Srinivasan hopes that “the space for more complex and subtle conversations” may open up as the rights of trans people become less precarious. She makes an analogy with gay rights. In 2012, Sex and the City actor Cynthia Nixon was criticised for saying that being gay was a choice. “It felt like she was giving succour to a homophobic rightwing. But she could say, and many gay and lesbian people do say, things like that now. They want to have much more complex conversations.”

Within feminism, as in all political movements, ideas go out of fashion. Onetime icons end up spurned, as Germaine Greer has been for her views on trans women. “I’m always telling myself when I get older I can’t be like that,” says Srinivasan. “In general, I can’t be one of these people who feels like I own feminism, or I own the left, or I own the set of ideas that I might have put out into the world.”
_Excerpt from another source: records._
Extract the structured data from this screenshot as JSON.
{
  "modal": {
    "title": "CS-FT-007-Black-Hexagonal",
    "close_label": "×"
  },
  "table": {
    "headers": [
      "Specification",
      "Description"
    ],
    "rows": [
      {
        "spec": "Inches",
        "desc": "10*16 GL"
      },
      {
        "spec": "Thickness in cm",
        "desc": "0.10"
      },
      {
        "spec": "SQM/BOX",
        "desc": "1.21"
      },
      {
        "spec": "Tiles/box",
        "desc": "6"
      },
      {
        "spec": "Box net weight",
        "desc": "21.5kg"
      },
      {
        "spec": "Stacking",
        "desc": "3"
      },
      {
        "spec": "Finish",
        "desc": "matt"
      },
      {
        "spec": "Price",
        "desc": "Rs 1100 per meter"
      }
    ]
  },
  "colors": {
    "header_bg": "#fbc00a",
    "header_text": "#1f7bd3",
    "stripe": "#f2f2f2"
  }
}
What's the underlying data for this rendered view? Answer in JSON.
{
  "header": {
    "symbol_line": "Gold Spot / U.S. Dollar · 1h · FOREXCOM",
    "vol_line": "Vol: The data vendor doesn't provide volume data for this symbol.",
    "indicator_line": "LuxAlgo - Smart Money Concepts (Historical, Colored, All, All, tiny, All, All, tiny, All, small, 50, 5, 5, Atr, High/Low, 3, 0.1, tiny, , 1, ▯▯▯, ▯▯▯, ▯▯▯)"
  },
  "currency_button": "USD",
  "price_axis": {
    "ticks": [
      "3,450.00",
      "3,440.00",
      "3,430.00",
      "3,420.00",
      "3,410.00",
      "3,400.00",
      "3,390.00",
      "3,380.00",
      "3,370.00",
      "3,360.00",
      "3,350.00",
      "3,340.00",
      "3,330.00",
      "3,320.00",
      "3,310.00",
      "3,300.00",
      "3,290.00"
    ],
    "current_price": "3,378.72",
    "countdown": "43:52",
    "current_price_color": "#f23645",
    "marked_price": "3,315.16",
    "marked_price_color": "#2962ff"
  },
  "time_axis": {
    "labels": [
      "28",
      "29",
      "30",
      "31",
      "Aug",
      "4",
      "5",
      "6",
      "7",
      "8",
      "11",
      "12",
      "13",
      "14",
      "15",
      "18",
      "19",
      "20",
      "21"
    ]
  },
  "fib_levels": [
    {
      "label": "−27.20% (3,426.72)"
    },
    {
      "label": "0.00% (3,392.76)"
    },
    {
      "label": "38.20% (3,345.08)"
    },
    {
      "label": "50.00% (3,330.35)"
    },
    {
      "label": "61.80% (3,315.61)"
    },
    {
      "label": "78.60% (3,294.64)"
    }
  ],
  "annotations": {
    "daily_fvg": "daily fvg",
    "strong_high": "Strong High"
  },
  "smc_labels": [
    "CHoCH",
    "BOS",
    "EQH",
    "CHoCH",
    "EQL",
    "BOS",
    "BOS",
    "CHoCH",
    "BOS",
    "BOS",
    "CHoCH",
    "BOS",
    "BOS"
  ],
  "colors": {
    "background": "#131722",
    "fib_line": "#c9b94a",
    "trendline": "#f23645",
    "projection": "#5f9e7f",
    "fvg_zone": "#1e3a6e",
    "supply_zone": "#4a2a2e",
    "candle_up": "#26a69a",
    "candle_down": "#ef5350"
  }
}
Where do feminists movements go if Roe is overturned? Srinivasan takes heart from the broad-based protests in Poland when the government restricted abortion. “The hopeful reading would be you’d have a resurgence of really radical grassroots feminist politics of the kind you saw in the US in the late 1960s and 1970s. Are we going to start having illegal abortion networks created again, run by women, complete with anonymous hotlines, where you call up and they help you cross state lines? This might be a watershed, a really galvanising moment for American feminism.” She pauses, perhaps aware of the wood-panelled tower she occupies. “But it might not be.”

On the Spot: Five Questions for Amia Srinivasan

When will the US have a female president? I want to know when it’s next going to have a proper leftwing president.

Crypto or cash? Cash.

The book more people should read? James Baldwin’s ‘Another Country

Best way to break your online filter bubble? Do some real political organising. Go door to door.